# Softmax Activation Function

In neural network models that predict a multinomial probability distribution, the softmax activation function s utilised as the activation function in the output layer. Softmax is used as the activation function for multi-class classification problems requiring class membership on more than two labels.

The softmax activation will output one value for each node in the output layer by definition. The output numbers will be probabilities (or can be interpreted as such), and the values will add to 1.0.

The data must be prepared before modelling a multi-class classification problem. The class labels in the target variable are first label encoded, which means that each class label is assigned an integer from 0 to N-1, where N is the number of class labels.

The target variables that have been label encoded (or integer encoded) are then one-hot encoded. This, like the softmax output, is a probabilistic representation of the class label. Each class label and its position are given a position in a vector. All values are set to 0 (impossible), and a 1 (certain) is used to indicate the class label’s position.

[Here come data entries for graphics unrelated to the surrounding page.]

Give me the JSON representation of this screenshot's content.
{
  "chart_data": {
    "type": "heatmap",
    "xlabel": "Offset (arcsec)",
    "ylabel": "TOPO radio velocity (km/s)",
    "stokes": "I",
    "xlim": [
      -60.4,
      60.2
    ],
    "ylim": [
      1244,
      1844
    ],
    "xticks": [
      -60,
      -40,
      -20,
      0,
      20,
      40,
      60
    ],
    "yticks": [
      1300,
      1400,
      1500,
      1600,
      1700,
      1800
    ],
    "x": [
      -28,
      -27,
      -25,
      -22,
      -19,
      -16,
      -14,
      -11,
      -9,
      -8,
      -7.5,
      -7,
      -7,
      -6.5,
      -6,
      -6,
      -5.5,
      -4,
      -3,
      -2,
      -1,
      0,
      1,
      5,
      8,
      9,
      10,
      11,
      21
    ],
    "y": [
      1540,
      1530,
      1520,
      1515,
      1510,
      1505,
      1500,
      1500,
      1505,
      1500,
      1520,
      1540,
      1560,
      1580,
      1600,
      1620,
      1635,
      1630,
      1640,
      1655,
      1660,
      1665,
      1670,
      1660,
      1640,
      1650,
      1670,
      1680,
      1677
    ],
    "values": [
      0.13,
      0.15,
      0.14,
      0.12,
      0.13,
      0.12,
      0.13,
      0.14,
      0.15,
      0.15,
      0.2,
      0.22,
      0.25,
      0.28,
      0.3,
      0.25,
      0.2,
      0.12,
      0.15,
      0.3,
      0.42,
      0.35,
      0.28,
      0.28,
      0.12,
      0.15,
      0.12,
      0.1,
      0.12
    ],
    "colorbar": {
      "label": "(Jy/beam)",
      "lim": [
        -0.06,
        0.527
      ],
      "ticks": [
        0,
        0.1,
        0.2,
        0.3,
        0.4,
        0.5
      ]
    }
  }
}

For example, three class labels will be integer encoded as 0, 1, and 2. Then encoded to vectors as follows:

- Class 0: [1, 0, 0]
- Class 1: [0, 1, 0]
- Class 2: [0, 0, 1]

This is called a one-hot encoding.

Under supervised learning, t represents the predicted multinomial probability distribution for each class utilised to correct the model.

The softmax function returns a probability of class membership for each class label and tries to approximate the predicted target for a given input as closely as possible.

For example, if class 1 was intended for one example, the target vector would be:

[0, 1], [0, 1], [0, 1], [0, 1], [

The softmax output might look like this, with class 1 receiving the most weight and the other classes receiving less.

[0.09003057 0.66524096 0] [0.09003057 0.66524096 0] .24472847]

Cross-entropy is frequently used to calculate the error between the expected and predicted multinomial probability distributions, and this error is then utilised to update the model. The cross-entropy loss function is what it’s called.